The U.S. Embassy advises U.S. citizens residing or traveling in the state of Michoacan, Mexico, to be aware of recent violent attacks targeting state and federal police officials, and wishes to remind U.S. citizens of the Travel Alert for Mexico dated February 20, 2009.  Several Mexican police officials have been killed at various locations throughout the state.  The U.S. Embassy is not aware of any attempts to target U.S. citizens with this violence; however, citizens are advised to maintain awareness of their surroundings when travelling throughout the state and to avoid large crowds and demonstrations.

Actions to Take if Caught in the Middle of a Gunfight/Gunfire

The U.S. Embassy takes this opportunity to remind U.S. citizens of guidance sent on October 22, 2008, recommending the following courses of action to take if you find yourself in a situation in or near gunfire:

–       Always be aware of your surroundings.
–     Whenever possible, carry a cell-phone with up to date contact information for emergencies.
–    When gunfire/explosions are heard, immediately move to a safe area with good cover.  For example, look for something substantial to hide behind, seek cover in a room made of solid construction (e.g. concrete, steel, etc.), stay away from doors and windows, and do not venture out to try and observe the conflict.
–      Immediately convey the sense of danger/threat to those around you.
–     Do not attempt to move to a vehicle if you are in a safe area. Remain there until local security tells you that it is safe to move.
–      Always carry information about your personal medical needs.


  1. DKN · July 15, 2009

    “Tell me: How long will Mexico continue to suffer from this violence? What will it take to stop drug-related violence? How many people have to die? Is it really that important to keep drugs illegal?”

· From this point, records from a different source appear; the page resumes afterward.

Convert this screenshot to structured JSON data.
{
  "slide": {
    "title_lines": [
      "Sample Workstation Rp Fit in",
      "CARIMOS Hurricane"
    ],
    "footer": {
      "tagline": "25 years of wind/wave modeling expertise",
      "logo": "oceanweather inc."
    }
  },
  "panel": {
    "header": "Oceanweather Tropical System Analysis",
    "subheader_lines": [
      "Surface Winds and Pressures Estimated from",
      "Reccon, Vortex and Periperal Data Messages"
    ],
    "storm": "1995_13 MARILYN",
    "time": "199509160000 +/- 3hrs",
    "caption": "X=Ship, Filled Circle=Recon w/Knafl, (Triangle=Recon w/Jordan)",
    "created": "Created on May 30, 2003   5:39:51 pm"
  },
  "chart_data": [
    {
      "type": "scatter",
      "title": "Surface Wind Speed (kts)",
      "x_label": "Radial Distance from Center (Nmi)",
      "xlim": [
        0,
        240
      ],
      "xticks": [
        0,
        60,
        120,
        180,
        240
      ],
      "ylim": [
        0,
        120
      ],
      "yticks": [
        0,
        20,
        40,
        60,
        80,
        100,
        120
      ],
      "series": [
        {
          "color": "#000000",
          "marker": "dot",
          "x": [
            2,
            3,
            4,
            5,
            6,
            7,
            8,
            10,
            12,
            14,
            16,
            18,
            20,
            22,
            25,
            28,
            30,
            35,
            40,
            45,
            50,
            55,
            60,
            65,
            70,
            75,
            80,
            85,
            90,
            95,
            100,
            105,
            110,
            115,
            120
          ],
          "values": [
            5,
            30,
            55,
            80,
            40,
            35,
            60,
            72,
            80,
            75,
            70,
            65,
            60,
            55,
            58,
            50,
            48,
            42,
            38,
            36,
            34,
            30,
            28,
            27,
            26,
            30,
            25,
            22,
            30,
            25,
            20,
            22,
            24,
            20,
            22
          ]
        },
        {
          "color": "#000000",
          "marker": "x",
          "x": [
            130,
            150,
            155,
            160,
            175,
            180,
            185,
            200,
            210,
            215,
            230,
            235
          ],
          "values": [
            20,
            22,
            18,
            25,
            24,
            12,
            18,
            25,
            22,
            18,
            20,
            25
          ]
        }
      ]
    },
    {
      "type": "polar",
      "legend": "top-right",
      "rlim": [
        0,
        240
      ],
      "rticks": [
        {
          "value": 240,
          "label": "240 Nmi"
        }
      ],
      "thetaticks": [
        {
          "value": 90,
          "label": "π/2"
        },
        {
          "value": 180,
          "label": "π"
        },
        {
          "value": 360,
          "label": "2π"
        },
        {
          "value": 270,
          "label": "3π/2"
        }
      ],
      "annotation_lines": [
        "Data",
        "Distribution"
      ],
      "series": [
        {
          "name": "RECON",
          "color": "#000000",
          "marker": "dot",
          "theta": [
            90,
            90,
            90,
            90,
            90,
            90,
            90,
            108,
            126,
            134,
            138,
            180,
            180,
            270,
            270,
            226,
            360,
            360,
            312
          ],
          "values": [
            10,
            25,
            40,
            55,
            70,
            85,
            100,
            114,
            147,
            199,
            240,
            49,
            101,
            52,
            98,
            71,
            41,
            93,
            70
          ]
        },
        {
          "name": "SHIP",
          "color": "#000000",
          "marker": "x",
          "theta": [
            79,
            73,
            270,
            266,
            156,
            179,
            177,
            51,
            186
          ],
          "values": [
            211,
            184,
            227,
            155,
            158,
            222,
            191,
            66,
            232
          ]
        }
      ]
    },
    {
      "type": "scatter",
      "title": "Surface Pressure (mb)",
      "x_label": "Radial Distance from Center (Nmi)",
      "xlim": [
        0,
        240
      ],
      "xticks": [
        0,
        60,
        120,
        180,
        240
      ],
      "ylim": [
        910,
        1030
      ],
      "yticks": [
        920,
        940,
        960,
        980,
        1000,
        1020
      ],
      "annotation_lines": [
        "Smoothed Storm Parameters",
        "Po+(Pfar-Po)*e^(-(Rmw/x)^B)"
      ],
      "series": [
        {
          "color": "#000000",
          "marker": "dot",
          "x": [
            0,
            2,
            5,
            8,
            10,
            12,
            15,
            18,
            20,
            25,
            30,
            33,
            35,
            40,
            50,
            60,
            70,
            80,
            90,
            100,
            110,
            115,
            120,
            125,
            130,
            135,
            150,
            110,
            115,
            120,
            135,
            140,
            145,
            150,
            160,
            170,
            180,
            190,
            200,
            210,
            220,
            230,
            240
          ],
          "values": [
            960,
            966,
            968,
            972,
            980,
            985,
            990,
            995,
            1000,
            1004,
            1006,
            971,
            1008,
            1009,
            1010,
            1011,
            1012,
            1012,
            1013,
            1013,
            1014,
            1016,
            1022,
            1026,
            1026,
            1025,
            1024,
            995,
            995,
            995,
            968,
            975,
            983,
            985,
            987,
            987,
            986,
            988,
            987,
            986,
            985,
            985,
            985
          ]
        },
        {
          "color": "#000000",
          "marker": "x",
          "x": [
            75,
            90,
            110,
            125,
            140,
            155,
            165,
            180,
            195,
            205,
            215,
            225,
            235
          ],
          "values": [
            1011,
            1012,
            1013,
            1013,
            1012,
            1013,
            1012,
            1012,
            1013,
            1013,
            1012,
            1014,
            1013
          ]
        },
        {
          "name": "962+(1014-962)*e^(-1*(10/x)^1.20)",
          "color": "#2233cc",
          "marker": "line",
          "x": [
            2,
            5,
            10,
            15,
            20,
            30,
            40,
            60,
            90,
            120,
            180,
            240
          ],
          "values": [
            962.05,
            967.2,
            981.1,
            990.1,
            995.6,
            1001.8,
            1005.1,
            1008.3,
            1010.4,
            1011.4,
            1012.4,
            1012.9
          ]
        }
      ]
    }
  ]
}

    I feel the exact same way about the casualties of the “drug war” in the U.S. or anywhere else in the world. The prohibition of all drugs is complete nonsense and has been a disaster from the beginning.

  2. Alice · July 15, 2009

    This weekend’s violence really saddened me more than others–closer to home, perhaps?? I see people mocking the police daily, but I give them props for putting themselves out there for so little respect and pay.

  3. robin · July 15, 2009

    I’m with DKN. There are a ton of American’s who would love to see drugs legalized and the violence stopped. But no one cares what the people want.

  4. Betty Victory · July 15, 2009

    A very good blog article, Joy. But, naturally, it scares hell out of me.

    One does have to wonder where this is all going. Does the Mexican government have the resources to stop this? I think legalization of drugs may HAVE to be the answer. It looks like the only way to stop the ruthless/greedy drug lords.

    There needs to be much more cooperation between Mexico and the U.S. on this problem.

  5. Steven · July 15, 2009

    So sad. One of the goals I look forward to the most on my list is going to Mexico to witness the monarch migration. I love Mexico (I’ve been twice) but what’s happening there is so sad. I hope it ends soon. It’s such a beautiful country and I hate to see it’s imagine marred by the cartel.